MLU370-M8 Cogvlm部署手册
一、环境选择
二、环境安装
transformers
git clone -b v4.38.0 https://githubfast.com/huggingface/transformers.git
python /torch/src/catch/tools/torch_gpu2mlu/torch_gpu2mlu.py -i transformers/
pip install -e ./transformers_mlu/
accelerate
git clone -b v0.27.2 https://githubfast.com/huggingface/accelerate.git
python /torch/src/catch/tools/torch_gpu2mlu/torch_gpu2mlu.py -i accelerate/
pip install -e ./accelerate_mlu/
常规安装
pip install 即可
modelscope
SwissArmyTransformer>=0.4.9
# transformers>=4.36.2
# xformers>=0.0.22
# torch>=2.1.0
# torchvision>=0.16.2
spacy>=3.6.0
pillow>=10.2.0
# deepspeed>=0.13.1
seaborn>=0.13.2
loguru~=0.7.2
streamlit>=1.31.0
timm>=0.9.12
# accelerate>=0.26.1
pydantic>=2.6.0
三.模型下载
#模型下载
from modelscope import snapshot_download
model_dir = snapshot_download('ZhipuAI/cogvlm-chat')
model_dir = snapshot_download('AI-ModelScope/vicuna-7b-v1.5')
将下载后的模型拷贝到存储卷中,方便后续改绝对路径使用
四.代码修改
下载社区github代码
https://github.com/THUDM/CogVLM.git
#转换算子
python /torch/src/catch/tools/torch_gpu2mlu/torch_gpu2mlu.py -i CogVLM/
cd CogVLM_mlu/
修改basic_demo/cli_demo_hf.py代码【将default改成自己的绝对路径】
parser.add_argument("--from_pretrained", type=str, default="/workspace/volume/shixisheng/wmy/models/cogagent-chat", help='pretrained ckpt')

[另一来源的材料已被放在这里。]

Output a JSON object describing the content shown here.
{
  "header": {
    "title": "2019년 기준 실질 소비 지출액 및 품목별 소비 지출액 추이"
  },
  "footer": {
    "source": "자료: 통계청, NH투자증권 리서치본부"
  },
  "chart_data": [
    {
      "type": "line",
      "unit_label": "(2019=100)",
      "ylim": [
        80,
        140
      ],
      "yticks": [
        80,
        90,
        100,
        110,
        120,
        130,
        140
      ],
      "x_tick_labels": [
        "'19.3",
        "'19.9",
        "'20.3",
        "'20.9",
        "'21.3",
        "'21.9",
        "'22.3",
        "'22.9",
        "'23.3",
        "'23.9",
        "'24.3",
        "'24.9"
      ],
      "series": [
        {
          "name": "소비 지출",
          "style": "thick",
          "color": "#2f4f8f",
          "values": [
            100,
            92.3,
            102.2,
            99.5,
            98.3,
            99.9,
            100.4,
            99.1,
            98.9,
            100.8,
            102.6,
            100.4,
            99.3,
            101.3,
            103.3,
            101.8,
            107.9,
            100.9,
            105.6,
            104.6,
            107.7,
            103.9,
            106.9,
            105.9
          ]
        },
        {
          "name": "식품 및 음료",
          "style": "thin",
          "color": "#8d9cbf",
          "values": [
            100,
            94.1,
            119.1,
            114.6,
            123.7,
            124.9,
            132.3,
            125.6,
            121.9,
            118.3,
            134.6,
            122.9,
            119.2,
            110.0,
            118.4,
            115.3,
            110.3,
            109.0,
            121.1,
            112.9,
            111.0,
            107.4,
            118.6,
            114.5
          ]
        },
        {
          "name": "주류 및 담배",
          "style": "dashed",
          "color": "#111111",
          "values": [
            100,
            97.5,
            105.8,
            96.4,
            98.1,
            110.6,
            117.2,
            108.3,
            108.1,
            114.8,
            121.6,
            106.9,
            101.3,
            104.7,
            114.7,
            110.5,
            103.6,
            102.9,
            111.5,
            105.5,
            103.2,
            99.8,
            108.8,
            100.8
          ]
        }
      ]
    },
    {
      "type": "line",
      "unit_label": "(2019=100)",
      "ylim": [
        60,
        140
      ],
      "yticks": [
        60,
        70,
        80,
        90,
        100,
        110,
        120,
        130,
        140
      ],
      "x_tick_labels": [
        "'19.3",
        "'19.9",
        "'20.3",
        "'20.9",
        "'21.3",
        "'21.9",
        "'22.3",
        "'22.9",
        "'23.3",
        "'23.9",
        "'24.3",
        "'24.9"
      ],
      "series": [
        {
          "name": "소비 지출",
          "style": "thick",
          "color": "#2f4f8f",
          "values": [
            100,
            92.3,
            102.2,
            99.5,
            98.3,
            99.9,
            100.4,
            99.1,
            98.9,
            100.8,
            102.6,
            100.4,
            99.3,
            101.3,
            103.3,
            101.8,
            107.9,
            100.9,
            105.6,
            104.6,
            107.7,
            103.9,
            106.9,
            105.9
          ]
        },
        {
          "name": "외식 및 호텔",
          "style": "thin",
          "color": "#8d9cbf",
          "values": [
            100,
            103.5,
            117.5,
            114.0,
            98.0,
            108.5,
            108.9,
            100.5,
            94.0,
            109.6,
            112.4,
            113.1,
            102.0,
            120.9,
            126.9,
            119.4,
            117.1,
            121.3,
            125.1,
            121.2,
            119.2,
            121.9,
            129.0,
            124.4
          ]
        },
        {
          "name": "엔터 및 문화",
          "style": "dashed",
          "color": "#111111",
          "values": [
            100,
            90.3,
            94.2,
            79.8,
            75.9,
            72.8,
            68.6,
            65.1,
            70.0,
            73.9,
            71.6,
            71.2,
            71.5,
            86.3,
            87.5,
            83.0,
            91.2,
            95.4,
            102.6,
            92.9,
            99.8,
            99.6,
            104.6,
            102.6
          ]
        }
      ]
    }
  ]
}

parser.add_argument("--local_tokenizer", type=str, default="/workspace/volume/shixisheng/wmy/models/vicuna-7b-v1.5", help='tokenizer path')
修改cogvlm-chat代码
修改cogvlm-chat/visual.py 【因为xformers适配状态中,我们将attention计算方式使用pytorch实现】
1.注释
import xformers.ops as xops
2.添加在最上面
def memory_efficient_attention_pytorch(query, key, value, attn_bias=None, p=0., scale=None):
# query [batch, seq_len, n_head, head_dim]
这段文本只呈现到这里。